Wednesday, 01 July 2009

  • perspective pries your once weighty eyes and it give you wings....

    I've realized that I spend too much time plugged into technology.

    I'm constantly texting.  I have a tv in my room that is on 24/7. I'm addicted to facebook.  I'm constantly on the internet...and its getting ridiculous.

    I've decided that I'm going to spend more time in silence.  More time disconnected.  Now, I'm not saying that i'm not going to be on Xanga, or facebook, or stop texting.  But i will tone it down some.

    I listen to my ipod at work a lot, but i think i'm going to stop doing that as much.  I need to turn off the tv and spend more time reading.  I need to put away the facebook and spend more time writing. 

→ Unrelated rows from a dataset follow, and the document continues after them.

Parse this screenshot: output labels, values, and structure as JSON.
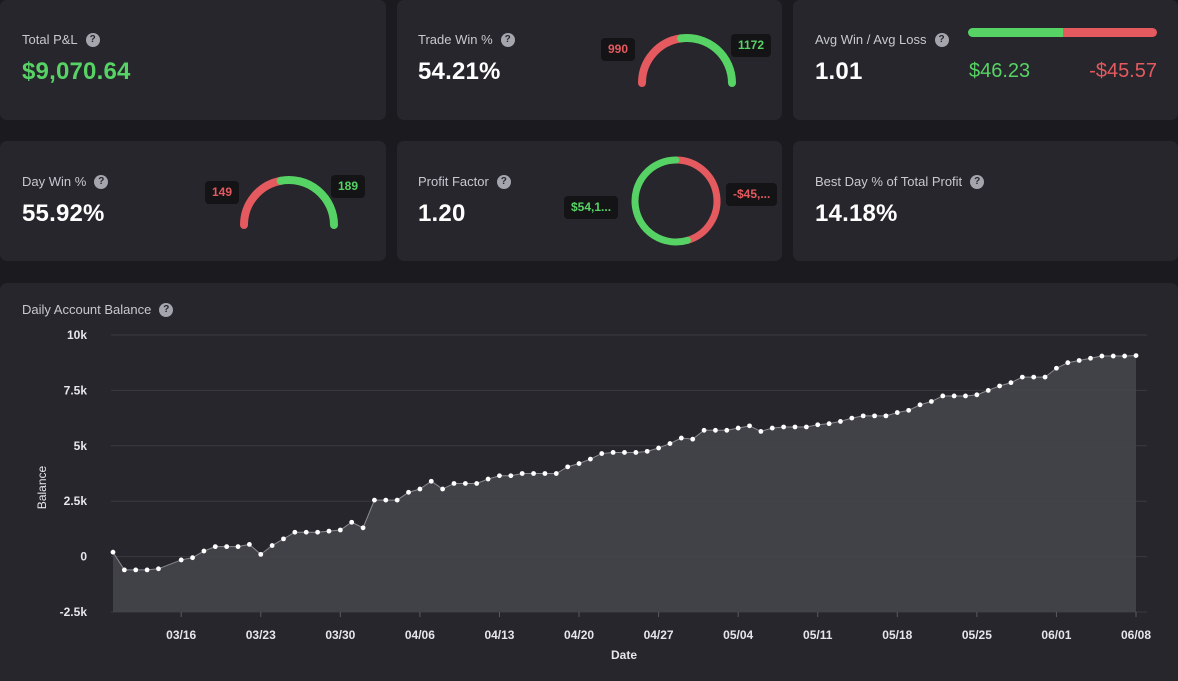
{
  "cards": {
    "total_pnl": {
      "label": "Total P&L",
      "value": "$9,070.64"
    },
    "trade_win": {
      "label": "Trade Win %",
      "value": "54.21%",
      "losses": "990",
      "wins": "1172",
      "win_count": 1172,
      "loss_count": 990
    },
    "avg_win_loss": {
      "label": "Avg Win / Avg Loss",
      "value": "1.01",
      "avg_win": "$46.23",
      "avg_loss": "-$45.57",
      "win_amount": 46.23,
      "loss_amount": 45.57
    },
    "day_win": {
      "label": "Day Win %",
      "value": "55.92%",
      "losses": "149",
      "wins": "189",
      "win_count": 189,
      "loss_count": 149
    },
    "profit_factor": {
      "label": "Profit Factor",
      "value": "1.20",
      "gross_profit": "$54,1...",
      "gross_loss": "-$45,...",
      "profit_share": 0.545
    },
    "best_day": {
      "label": "Best Day % of Total Profit",
      "value": "14.18%"
    }
  },
  "help_glyph": "?",
  "colors": {
    "green": "#56d364",
    "red": "#e45a5f",
    "card": "#26262c",
    "background": "#1b1b1f"
  },
  "chart_data": {
    "type": "area",
    "title": "Daily Account Balance",
    "xlabel": "Date",
    "ylabel": "Balance",
    "ylim": [
      -2500,
      10000
    ],
    "y_ticks": [
      -2500,
      0,
      2500,
      5000,
      7500,
      10000
    ],
    "y_tick_labels": [
      "-2.5k",
      "0",
      "2.5k",
      "5k",
      "7.5k",
      "10k"
    ],
    "x_tick_labels": [
      "03/16",
      "03/23",
      "03/30",
      "04/06",
      "04/13",
      "04/20",
      "04/27",
      "05/04",
      "05/11",
      "05/18",
      "05/25",
      "06/01",
      "06/08"
    ],
    "x_tick_dates": [
      "2020-03-16",
      "2020-03-23",
      "2020-03-30",
      "2020-04-06",
      "2020-04-13",
      "2020-04-20",
      "2020-04-27",
      "2020-05-04",
      "2020-05-11",
      "2020-05-18",
      "2020-05-25",
      "2020-06-01",
      "2020-06-08"
    ],
    "grid": true,
    "series": [
      {
        "name": "",
        "points": [
          [
            "2020-03-10",
            200
          ],
          [
            "2020-03-11",
            -600
          ],
          [
            "2020-03-12",
            -600
          ],
          [
            "2020-03-13",
            -600
          ],
          [
            "2020-03-14",
            -550
          ],
          [
            "2020-03-16",
            -150
          ],
          [
            "2020-03-17",
            -50
          ],
          [
            "2020-03-18",
            250
          ],
          [
            "2020-03-19",
            450
          ],
          [
            "2020-03-20",
            450
          ],
          [
            "2020-03-21",
            450
          ],
          [
            "2020-03-22",
            550
          ],
          [
            "2020-03-23",
            100
          ],
          [
            "2020-03-24",
            500
          ],
          [
            "2020-03-25",
            800
          ],
          [
            "2020-03-26",
            1100
          ],
          [
            "2020-03-27",
            1100
          ],
          [
            "2020-03-28",
            1100
          ],
          [
            "2020-03-29",
            1150
          ],
          [
            "2020-03-30",
            1200
          ],
          [
            "2020-03-31",
            1550
          ],
          [
            "2020-04-01",
            1300
          ],
          [
            "2020-04-02",
            2550
          ],
          [
            "2020-04-03",
            2550
          ],
          [
            "2020-04-04",
            2550
          ],
          [
            "2020-04-05",
            2900
          ],
          [
            "2020-04-06",
            3050
          ],
          [
            "2020-04-07",
            3400
          ],
          [
            "2020-04-08",
            3050
          ],
          [
            "2020-04-09",
            3300
          ],
          [
            "2020-04-10",
            3300
          ],
          [
            "2020-04-11",
            3300
          ],
          [
            "2020-04-12",
            3500
          ],
          [
            "2020-04-13",
            3650
          ],
          [
            "2020-04-14",
            3650
          ],
          [
            "2020-04-15",
            3750
          ],
          [
            "2020-04-16",
            3750
          ],
          [
            "2020-04-17",
            3750
          ],
          [
            "2020-04-18",
            3750
          ],
          [
            "2020-04-19",
            4050
          ],
          [
            "2020-04-20",
            4200
          ],
          [
            "2020-04-21",
            4400
          ],
          [
            "2020-04-22",
            4650
          ],
          [
            "2020-04-23",
            4700
          ],
          [
            "2020-04-24",
            4700
          ],
          [
            "2020-04-25",
            4700
          ],
          [
            "2020-04-26",
            4750
          ],
          [
            "2020-04-27",
            4900
          ],
          [
            "2020-04-28",
            5100
          ],
          [
            "2020-04-29",
            5350
          ],
          [
            "2020-04-30",
            5300
          ],
          [
            "2020-05-01",
            5700
          ],
          [
            "2020-05-02",
            5700
          ],
          [
            "2020-05-03",
            5700
          ],
          [
            "2020-05-04",
            5800
          ],
          [
            "2020-05-05",
            5900
          ],
          [
            "2020-05-06",
            5650
          ],
          [
            "2020-05-07",
            5800
          ],
          [
            "2020-05-08",
            5850
          ],
          [
            "2020-05-09",
            5850
          ],
          [
            "2020-05-10",
            5850
          ],
          [
            "2020-05-11",
            5950
          ],
          [
            "2020-05-12",
            6000
          ],
          [
            "2020-05-13",
            6100
          ],
          [
            "2020-05-14",
            6250
          ],
          [
            "2020-05-15",
            6350
          ],
          [
            "2020-05-16",
            6350
          ],
          [
            "2020-05-17",
            6350
          ],
          [
            "2020-05-18",
            6500
          ],
          [
            "2020-05-19",
            6600
          ],
          [
            "2020-05-20",
            6850
          ],
          [
            "2020-05-21",
            7000
          ],
          [
            "2020-05-22",
            7250
          ],
          [
            "2020-05-23",
            7250
          ],
          [
            "2020-05-24",
            7250
          ],
          [
            "2020-05-25",
            7300
          ],
          [
            "2020-05-26",
            7500
          ],
          [
            "2020-05-27",
            7700
          ],
          [
            "2020-05-28",
            7850
          ],
          [
            "2020-05-29",
            8100
          ],
          [
            "2020-05-30",
            8100
          ],
          [
            "2020-05-31",
            8100
          ],
          [
            "2020-06-01",
            8500
          ],
          [
            "2020-06-02",
            8750
          ],
          [
            "2020-06-03",
            8850
          ],
          [
            "2020-06-04",
            8950
          ],
          [
            "2020-06-05",
            9050
          ],
          [
            "2020-06-06",
            9050
          ],
          [
            "2020-06-07",
            9050
          ],
          [
            "2020-06-08",
            9070
          ]
        ]
      }
    ]
  }
}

    But the root of all this is that i'm not spending as much time with God as i should be.  In fact, not really at all. And i'm not spending time with my amazing family.  And its really unfortunate.  I try to live in the here and now...and if i'm constantly plugged into something, i'm not enjoying the world around me and all the blessings He has given me.

    In the past few weeks i've tried to gain an appreciation for the little moments.  Last week i was stuck in traffic for about 45 minutes on the bridge over to Newport News...and i saw the most incredible sunset.  If I had not been stuck in the traffic, i would have never stopped to see the gorgeous sunset.

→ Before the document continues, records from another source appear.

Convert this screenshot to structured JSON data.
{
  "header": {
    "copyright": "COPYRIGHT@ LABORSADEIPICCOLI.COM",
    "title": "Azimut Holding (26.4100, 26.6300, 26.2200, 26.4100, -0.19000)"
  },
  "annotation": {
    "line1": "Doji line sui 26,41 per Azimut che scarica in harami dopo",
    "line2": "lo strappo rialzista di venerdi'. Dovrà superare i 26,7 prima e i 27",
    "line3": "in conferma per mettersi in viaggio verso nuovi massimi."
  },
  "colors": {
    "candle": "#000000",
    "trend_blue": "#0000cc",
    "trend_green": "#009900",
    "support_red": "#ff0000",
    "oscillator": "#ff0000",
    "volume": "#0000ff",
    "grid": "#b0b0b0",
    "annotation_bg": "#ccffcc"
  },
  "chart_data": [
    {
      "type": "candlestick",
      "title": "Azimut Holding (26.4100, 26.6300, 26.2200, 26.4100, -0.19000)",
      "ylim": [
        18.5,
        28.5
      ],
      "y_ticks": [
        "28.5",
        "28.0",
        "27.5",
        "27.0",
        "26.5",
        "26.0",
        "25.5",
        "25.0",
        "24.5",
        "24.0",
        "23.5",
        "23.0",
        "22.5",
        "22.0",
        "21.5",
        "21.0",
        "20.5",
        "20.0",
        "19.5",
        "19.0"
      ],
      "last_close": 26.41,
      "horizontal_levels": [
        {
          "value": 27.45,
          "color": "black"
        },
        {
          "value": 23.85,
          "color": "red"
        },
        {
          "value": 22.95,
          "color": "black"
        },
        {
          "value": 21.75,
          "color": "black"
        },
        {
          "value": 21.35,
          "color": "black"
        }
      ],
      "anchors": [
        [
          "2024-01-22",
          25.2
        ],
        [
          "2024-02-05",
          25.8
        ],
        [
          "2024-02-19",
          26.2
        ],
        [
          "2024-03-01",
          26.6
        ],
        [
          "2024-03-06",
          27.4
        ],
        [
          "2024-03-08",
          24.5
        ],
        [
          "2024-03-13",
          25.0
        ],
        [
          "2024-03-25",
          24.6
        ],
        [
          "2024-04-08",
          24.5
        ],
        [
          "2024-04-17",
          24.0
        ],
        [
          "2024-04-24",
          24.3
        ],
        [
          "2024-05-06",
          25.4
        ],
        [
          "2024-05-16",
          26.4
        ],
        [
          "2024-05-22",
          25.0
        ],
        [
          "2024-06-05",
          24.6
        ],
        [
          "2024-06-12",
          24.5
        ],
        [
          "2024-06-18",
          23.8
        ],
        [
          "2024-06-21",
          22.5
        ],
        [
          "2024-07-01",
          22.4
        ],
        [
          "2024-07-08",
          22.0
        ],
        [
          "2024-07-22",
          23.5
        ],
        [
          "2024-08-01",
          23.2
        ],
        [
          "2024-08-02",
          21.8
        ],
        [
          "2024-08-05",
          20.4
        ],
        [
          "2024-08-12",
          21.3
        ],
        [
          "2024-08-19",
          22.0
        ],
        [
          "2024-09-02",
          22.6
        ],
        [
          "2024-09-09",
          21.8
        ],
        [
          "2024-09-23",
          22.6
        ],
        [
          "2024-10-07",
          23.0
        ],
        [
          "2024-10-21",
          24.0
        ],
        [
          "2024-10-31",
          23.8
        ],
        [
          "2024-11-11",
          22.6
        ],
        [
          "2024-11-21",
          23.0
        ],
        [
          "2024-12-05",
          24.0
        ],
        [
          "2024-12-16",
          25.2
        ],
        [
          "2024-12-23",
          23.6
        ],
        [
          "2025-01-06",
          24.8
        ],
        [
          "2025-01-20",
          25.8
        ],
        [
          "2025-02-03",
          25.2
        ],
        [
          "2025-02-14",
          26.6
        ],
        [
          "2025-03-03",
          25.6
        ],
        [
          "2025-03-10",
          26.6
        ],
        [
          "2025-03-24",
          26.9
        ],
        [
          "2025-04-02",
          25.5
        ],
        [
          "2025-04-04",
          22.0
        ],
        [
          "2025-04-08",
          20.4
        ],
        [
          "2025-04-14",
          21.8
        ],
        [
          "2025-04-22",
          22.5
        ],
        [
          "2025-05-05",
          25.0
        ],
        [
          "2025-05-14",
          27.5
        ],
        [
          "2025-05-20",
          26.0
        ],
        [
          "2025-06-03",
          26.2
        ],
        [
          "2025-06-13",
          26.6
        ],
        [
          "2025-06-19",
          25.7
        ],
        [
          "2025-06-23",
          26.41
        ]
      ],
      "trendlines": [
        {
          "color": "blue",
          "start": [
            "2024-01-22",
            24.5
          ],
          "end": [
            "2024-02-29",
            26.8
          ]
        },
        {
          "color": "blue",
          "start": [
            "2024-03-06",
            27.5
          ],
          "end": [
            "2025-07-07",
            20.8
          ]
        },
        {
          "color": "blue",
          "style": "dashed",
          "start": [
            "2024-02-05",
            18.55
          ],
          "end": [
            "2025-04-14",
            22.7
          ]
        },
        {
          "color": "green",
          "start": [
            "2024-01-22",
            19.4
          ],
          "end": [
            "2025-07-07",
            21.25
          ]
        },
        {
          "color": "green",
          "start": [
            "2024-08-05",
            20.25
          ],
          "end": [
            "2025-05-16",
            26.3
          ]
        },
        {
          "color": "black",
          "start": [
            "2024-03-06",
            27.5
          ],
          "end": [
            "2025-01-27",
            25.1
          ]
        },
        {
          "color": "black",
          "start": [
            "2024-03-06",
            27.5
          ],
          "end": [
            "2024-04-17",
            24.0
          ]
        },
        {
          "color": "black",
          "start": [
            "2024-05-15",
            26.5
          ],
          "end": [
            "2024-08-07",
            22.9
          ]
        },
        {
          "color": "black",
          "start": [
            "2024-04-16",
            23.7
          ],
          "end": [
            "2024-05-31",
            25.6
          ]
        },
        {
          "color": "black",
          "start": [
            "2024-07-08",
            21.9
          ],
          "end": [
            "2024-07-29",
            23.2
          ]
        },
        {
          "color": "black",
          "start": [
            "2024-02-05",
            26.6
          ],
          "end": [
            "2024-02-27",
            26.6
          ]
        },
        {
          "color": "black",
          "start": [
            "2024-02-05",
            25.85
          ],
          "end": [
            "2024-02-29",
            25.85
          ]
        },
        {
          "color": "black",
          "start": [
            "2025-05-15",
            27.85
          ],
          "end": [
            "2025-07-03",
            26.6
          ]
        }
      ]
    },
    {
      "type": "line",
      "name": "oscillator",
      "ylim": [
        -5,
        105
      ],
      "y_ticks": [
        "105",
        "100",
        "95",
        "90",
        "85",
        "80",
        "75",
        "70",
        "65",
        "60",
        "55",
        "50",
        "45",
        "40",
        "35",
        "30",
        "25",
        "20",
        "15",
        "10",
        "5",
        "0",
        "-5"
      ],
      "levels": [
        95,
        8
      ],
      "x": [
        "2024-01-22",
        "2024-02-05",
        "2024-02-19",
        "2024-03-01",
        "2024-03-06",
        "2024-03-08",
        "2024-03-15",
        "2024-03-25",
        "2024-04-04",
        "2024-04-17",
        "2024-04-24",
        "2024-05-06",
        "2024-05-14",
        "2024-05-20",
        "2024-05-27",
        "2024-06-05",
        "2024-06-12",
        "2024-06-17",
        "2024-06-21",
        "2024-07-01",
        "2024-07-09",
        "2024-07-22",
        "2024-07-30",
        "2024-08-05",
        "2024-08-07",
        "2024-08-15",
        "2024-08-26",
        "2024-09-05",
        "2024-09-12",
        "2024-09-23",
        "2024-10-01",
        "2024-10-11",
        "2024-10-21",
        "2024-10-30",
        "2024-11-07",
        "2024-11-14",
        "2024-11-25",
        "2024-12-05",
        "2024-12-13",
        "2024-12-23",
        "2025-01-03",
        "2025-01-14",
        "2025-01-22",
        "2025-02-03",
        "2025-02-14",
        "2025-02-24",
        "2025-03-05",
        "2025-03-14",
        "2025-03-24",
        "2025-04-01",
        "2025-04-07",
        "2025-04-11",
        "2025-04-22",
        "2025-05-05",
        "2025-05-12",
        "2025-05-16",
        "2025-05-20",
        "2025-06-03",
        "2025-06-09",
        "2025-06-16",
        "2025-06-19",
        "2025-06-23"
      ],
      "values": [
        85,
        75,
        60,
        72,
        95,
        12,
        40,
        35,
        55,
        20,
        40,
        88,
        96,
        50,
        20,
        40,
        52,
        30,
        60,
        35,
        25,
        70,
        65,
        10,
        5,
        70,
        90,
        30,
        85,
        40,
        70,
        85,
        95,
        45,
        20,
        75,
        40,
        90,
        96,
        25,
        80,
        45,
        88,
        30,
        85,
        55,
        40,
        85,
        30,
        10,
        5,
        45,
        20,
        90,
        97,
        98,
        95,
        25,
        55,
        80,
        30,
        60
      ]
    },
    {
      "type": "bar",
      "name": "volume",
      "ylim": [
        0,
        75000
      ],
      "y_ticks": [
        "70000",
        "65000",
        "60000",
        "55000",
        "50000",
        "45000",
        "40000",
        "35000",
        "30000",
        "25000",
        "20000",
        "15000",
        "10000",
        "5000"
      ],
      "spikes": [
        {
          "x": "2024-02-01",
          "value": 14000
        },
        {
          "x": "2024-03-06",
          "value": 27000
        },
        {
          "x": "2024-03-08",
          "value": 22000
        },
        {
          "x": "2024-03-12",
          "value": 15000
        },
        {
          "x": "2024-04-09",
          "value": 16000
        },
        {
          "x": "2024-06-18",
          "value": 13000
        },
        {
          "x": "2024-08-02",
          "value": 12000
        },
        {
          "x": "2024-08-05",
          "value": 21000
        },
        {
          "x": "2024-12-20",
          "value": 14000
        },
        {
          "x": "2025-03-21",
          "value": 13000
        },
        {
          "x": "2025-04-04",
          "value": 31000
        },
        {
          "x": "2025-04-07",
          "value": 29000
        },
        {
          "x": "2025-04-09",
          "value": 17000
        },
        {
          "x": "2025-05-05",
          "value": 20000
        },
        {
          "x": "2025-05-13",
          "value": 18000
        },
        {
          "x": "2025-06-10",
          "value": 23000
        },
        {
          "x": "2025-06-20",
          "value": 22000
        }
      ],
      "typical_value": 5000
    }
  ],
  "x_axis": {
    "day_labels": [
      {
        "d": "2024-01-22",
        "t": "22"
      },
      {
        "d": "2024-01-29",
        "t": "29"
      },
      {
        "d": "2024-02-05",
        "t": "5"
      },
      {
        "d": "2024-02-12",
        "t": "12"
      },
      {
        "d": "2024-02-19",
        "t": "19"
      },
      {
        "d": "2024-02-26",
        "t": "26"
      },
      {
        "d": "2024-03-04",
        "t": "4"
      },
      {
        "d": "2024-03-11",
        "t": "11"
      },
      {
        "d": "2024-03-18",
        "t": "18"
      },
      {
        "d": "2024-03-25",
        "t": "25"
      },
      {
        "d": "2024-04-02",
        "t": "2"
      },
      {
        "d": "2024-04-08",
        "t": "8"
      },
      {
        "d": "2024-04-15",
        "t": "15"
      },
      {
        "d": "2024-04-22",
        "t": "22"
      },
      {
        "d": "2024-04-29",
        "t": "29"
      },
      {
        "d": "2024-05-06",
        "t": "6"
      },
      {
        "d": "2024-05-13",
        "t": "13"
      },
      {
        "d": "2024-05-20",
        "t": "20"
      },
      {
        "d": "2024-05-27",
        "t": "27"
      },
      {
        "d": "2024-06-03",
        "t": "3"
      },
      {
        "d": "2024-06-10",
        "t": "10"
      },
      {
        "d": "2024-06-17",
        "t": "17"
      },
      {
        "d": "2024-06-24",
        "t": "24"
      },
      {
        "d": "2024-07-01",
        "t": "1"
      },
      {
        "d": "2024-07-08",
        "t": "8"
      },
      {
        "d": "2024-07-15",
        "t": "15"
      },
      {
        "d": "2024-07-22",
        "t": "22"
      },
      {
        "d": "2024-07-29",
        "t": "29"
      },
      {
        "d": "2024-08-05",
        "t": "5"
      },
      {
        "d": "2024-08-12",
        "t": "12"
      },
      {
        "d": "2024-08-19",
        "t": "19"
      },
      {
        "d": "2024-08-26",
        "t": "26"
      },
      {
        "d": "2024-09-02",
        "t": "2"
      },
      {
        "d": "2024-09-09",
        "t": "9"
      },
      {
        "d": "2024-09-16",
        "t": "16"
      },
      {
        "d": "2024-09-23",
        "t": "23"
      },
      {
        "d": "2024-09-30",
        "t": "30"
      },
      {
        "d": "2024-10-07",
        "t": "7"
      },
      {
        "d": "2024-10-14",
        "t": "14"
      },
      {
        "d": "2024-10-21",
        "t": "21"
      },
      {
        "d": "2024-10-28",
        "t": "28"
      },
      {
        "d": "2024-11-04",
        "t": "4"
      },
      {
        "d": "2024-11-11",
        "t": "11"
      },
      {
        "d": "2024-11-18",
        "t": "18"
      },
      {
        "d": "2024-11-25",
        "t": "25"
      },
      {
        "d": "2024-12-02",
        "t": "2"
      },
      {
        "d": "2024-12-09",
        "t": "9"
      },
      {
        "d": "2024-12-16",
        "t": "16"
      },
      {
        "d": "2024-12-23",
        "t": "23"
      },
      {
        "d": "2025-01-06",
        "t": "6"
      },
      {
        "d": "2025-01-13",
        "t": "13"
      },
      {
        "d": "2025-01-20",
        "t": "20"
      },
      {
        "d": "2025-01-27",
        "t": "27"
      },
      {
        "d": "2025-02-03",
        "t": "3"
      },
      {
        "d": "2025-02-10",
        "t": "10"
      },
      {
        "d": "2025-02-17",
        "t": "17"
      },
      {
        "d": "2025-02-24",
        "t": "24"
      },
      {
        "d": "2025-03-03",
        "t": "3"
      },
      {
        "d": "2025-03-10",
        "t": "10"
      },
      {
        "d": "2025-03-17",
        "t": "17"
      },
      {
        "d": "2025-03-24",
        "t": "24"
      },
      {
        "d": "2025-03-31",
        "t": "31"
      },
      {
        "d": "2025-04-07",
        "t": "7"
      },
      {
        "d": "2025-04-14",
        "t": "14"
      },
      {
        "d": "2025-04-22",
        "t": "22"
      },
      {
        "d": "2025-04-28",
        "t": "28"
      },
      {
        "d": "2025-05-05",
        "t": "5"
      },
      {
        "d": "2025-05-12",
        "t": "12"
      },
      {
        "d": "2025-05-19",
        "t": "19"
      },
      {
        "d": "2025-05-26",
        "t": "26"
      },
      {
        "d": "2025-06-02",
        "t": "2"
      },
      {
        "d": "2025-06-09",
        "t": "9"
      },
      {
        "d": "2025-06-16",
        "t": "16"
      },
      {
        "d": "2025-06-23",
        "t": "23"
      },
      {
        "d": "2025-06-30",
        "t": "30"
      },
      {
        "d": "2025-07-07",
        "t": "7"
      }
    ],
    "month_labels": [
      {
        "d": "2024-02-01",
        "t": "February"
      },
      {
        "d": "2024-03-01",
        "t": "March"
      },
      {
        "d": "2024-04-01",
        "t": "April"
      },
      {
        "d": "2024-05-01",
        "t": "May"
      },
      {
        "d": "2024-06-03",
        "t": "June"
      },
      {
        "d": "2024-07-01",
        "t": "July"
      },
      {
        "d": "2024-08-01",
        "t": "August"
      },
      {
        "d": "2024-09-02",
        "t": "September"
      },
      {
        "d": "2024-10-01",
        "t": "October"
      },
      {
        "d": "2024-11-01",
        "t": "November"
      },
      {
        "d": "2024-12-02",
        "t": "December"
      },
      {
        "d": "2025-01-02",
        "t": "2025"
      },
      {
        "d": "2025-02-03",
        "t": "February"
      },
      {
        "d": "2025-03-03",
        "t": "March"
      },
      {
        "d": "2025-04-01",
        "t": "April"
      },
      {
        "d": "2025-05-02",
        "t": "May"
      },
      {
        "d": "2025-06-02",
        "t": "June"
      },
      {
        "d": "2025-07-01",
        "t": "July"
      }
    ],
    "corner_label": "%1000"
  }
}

    I sat on the front porch last week and saw the most incredible storm roll through.  The wind, the rain, the lightening and the thunder was breathtaking. 

    And last night at dinner, i was sitting with my friend ryan...and he said something "mean" and i pretended like it bothered me, just to mess with him.  And he leaned over and put his arm around me and kissed me on the top of the head.  And precious, tender moments like that are things that i miss when i'm constantly worried about the world around me and what is going on it and how people are percieving my life, and not ever getting to enjoy it.

    So yeah...as scatterbrained as that post was, its what has been going on in my head.

    Hopefully I'll be around a little more to share whats been going on in my life.